Колумб стал реже уходить к себе. Он часами сидел, качая колыбельку ребёнка, баюкал его и научился пеленать.
Однажды Фелипа злобно крикнула:
— Радуйся! Подрастёт — будет такой же нищий бездельник, как его отец.
— Никогда этого не будет, — ответил Колумб. Он пошёл к Корреа и попросил устроить его на корабль.
Корреа обрадовался, что Колумб наконец-то образумился.
Первый приставший к Порто-Санто корабль шёл в Англию, Корреа сам поговорил с капитаном, усердно просил его, и Колумба взяли на корабль. Обязанности его были неопределённы. Он ехал не то писцом, не то помощником, не то пассажиром, не то учеником. Но, когда Корреа увидел, как неловко Колумб движется по палубе, он мрачно подумал, что, наверно, с первым попавшимся встречным кораблём снова пришлют ему на хлеба этого неудачника.
Эти ожидания не оправдались.
Проходил месяц за месяцем, у Диего уже прорезались зубки, и ясно было, что он будет такой же рыжий и горбоносый, как его отец, а, Колумб всё ещё не возвращался. Видно, всё ещё плавал; если только не выбросили его за борт за его грубость или, за полной непригодностью, не высадили в каком-нибудь порту без денег и без возможности вернуться.
Но Колумб вернулся. Он почти ловко выпрыгнул на берег. Он привёз с собой несколько золотых монет. Он схватил Диего и поднимал его и повёртывал, не мог наглядеться. Он отдал все деньги мальчику, а тот рассыпал их по полу и стал играть в волчки. Монеты закружились и засверкали, Фелипа бросилась их подбирать, Диего заплакал.
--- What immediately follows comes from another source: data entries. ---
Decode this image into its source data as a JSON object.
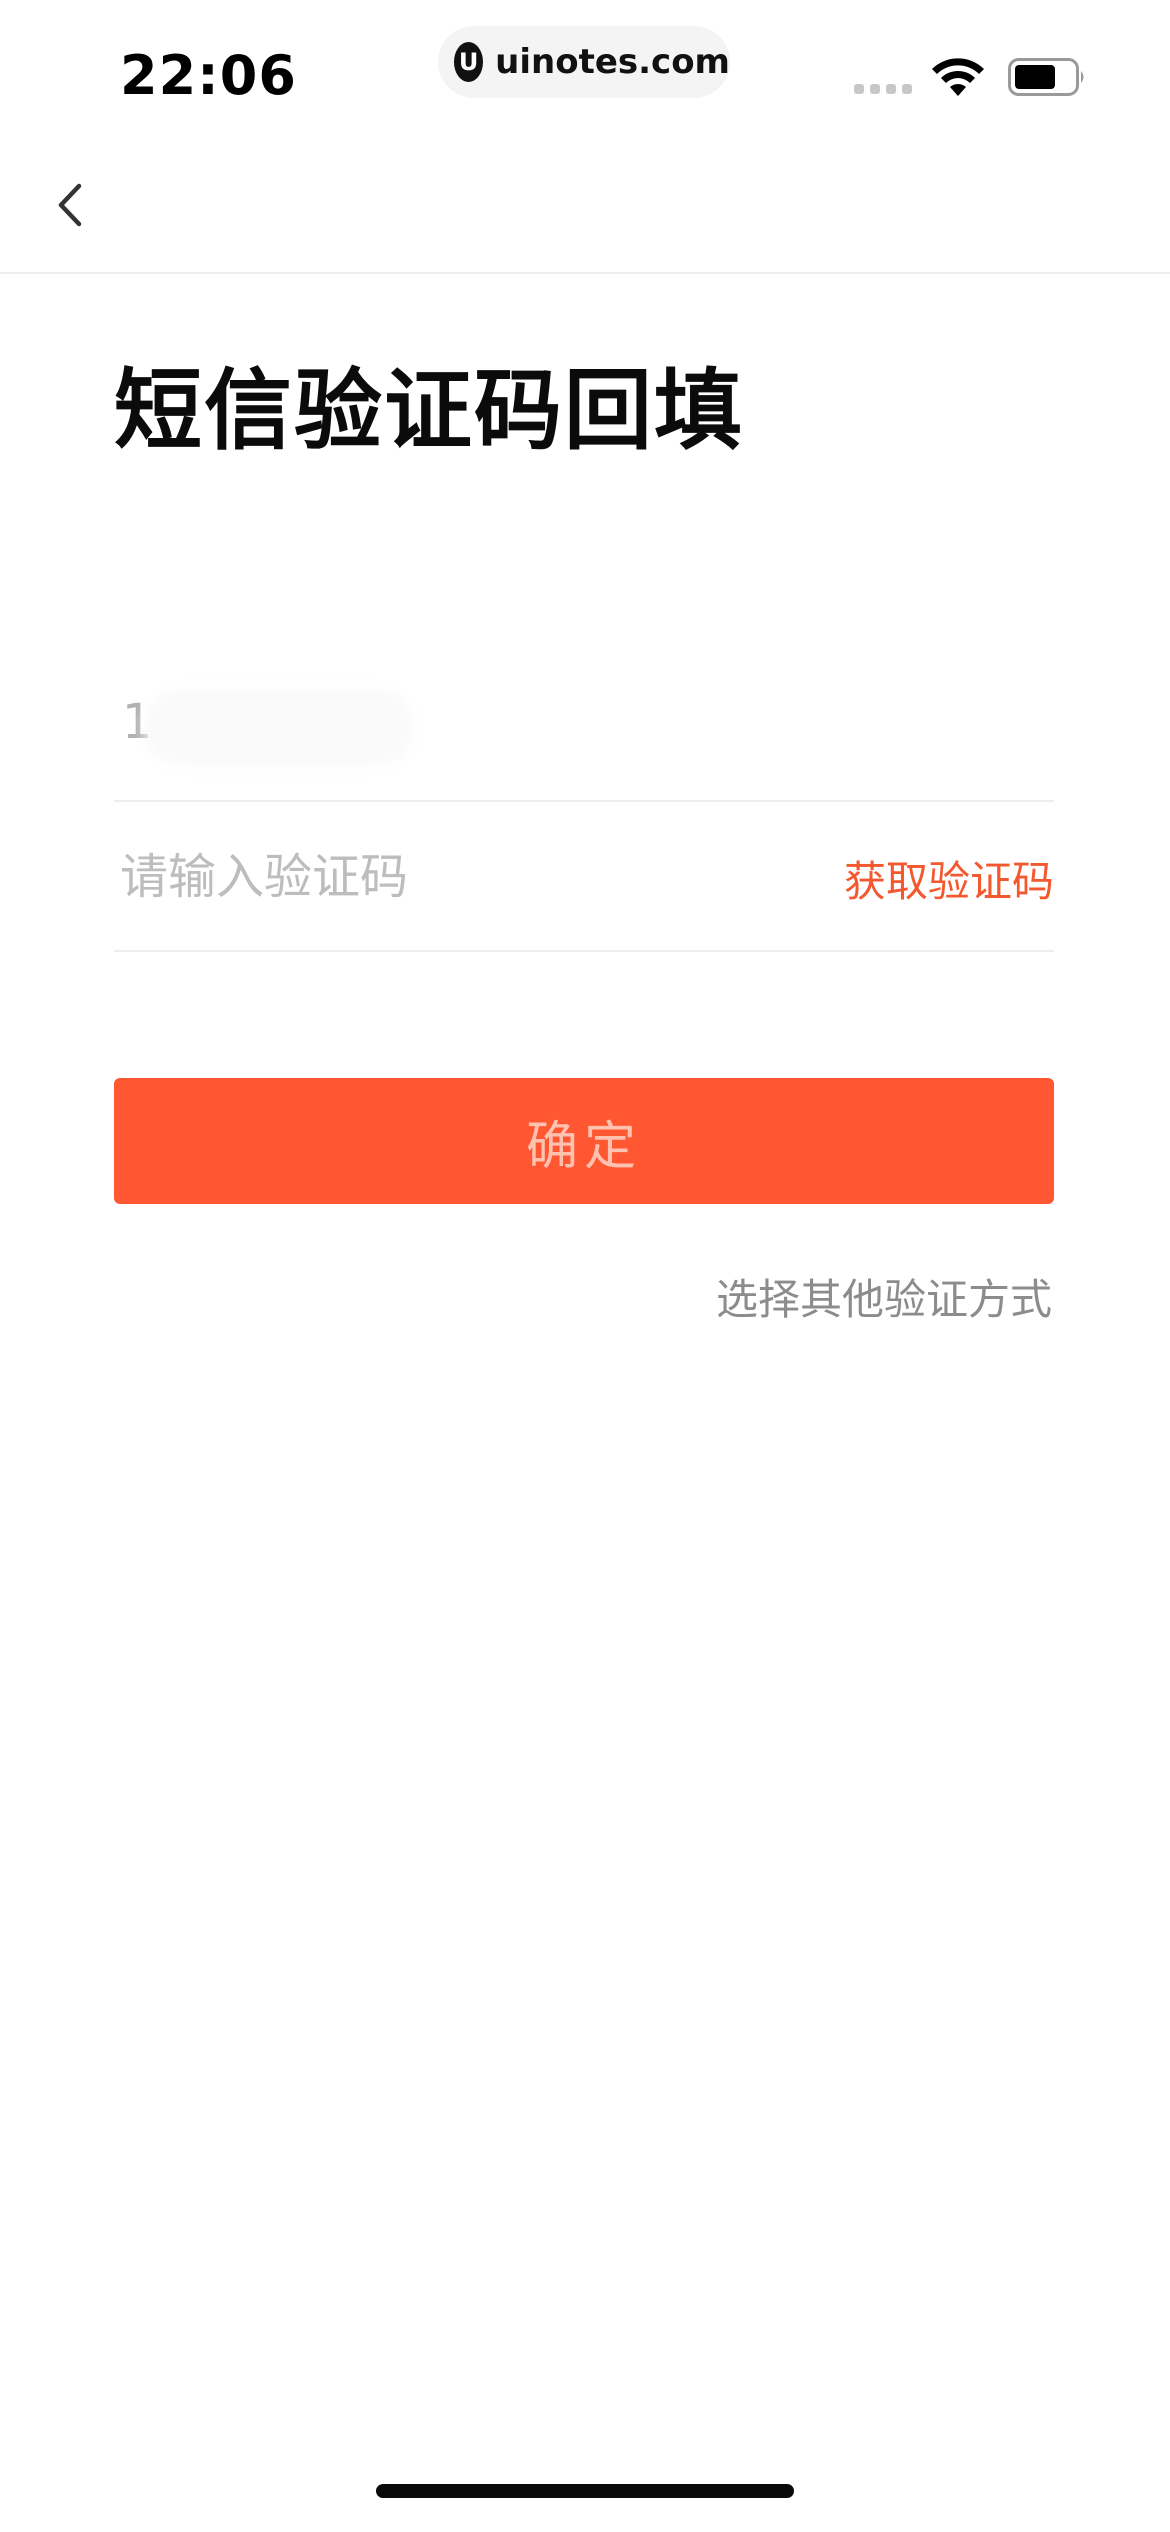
{
  "status_bar": {
    "time": "22:06",
    "url": "uinotes.com",
    "logo_glyph": "U"
  },
  "nav": {
    "back_icon": "chevron-left-icon"
  },
  "page": {
    "title": "短信验证码回填"
  },
  "form": {
    "phone_prefix": "1",
    "code_placeholder": "请输入验证码",
    "get_code_label": "获取验证码",
    "confirm_label": "确定",
    "other_method_label": "选择其他验证方式"
  },
  "colors": {
    "accent": "#ff5731",
    "link": "#f4582e",
    "button_text": "#ffc1b0",
    "muted": "#8c8c8c"
  }
}
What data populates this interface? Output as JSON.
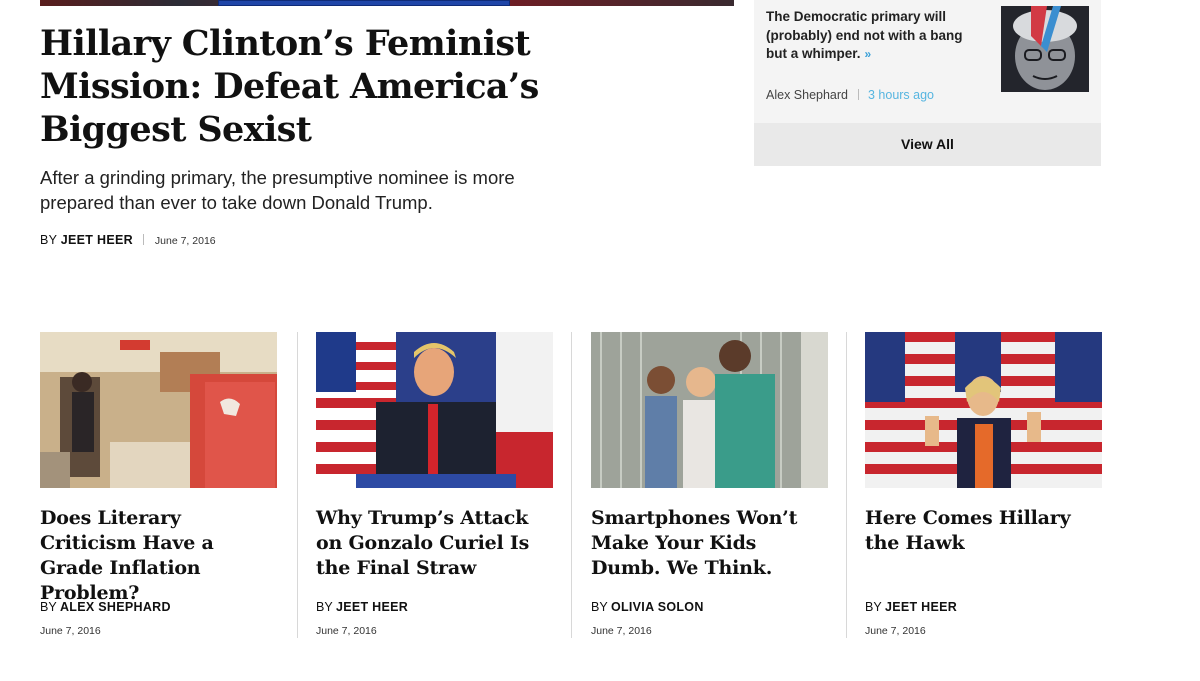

К вечеру все помирились, и Колумб начал рассказывать о своём плаванье. Он говорил — его нельзя было прервать, — он говорил не останавливаясь, не замечая, что Фелипа пожимает плечами, Корреа смеётся, а его жена дремлет.
Он рассказывал, что уплыл далеко к северу, за Англию, побывал на острове Тайль, который древний географ Птоломей называл Фулой. Там день равен ночи, и они длятся по полугоду, и солнце всходит раз в году и раз в году закатывается. Но он был там, когда солнце светило без отдыха и ночи были белые. И он видел там фонтаны кипящей воды, столбы горячего пара, вулканы, вырывающиеся из земли. Он видел там, как морской прилив подымался и опускался на двадцать шесть сажен и шёл на берег стеной, такой высокой, что закрывал небо, а когда вода отступала, то море разверзалось бездной. И лежит этот остров под семьдесят третьей параллелью, а не под шестьдесят третьей, как говорят иные.
— Как же это тебе удалось определить широту точнее, чем говорят иные? — насмешливо спросил Корреа.
Но, увлечённый своими рассказами, Колумб не заметил насмешки.
— Другие вычисляли её путём наблюдения высоты Полярной звезды либо посредством таблиц солнечного склонения. На корабле была астролябия — прибор для измерения углов. Ею не пользовались, не доверяя новшеству. Я делал наблюдения с её помощью.
— Какой же ты учёный, — сказал Корреа. — Может, ты мне ещё объяснишь, учёный человек, как ты попал на этот Тайль, когда корабль дальше Англии не заходил?
Колумб ответил нетерпеливо и надменно:
— Пока корабль занимался торговлей в Бристоле, я отправился в плаванье на бристольском корабле с целью получить сведения по морскому делу.
— И много ты их получил?
— Как видишь, я исправил ошибку в географических картах, наблюдал явления природы и собрал сведения о землях, лежащих на запад и на северо-запад. Там должен быть остров, открытый Эриком Красным и названный им «Зелёной землёй» — Гренландией. Быть может, эта земля связана с Катаем, который лежит севернее Индии, в более высоких широтах. И, будь у меня свой корабль, я несомненно попытался бы доплыть до этой Гренландии и, быть может, открыл бы северный путь в Индию.
— Если бы только не посадил свой корабль на мель при выходе из Порто-Санто, — сказал Корреа и пошёл навестить капитана.
— Ах, чёрт побери этого вашего Колумба! — сразу заговорил капитан. — Десятки раз хотелось мне избить его до полусмерти, высадить на берег, выбросить за борт. Если бы не моё к вам уважение, сеньор Корреа, едва ли хватило бы у меня терпения доставить вашего родственничка обратно на Порто-Санто.
— Ну-ну, чем же он так плох? — неуверенно сказал Корреа.
— Это самоуверенный невежда, всех поправляет и учит, а сам не может справиться с самым простым делом. Поручили ему вычислять пройденное расстояние, так он даже этого не сумел сделать, — жаловался капитан.
— Не забывайте, дружище, что Колумб молодой моряк, а способы вычисления пройденного пути рассчитаны на опытный глаз.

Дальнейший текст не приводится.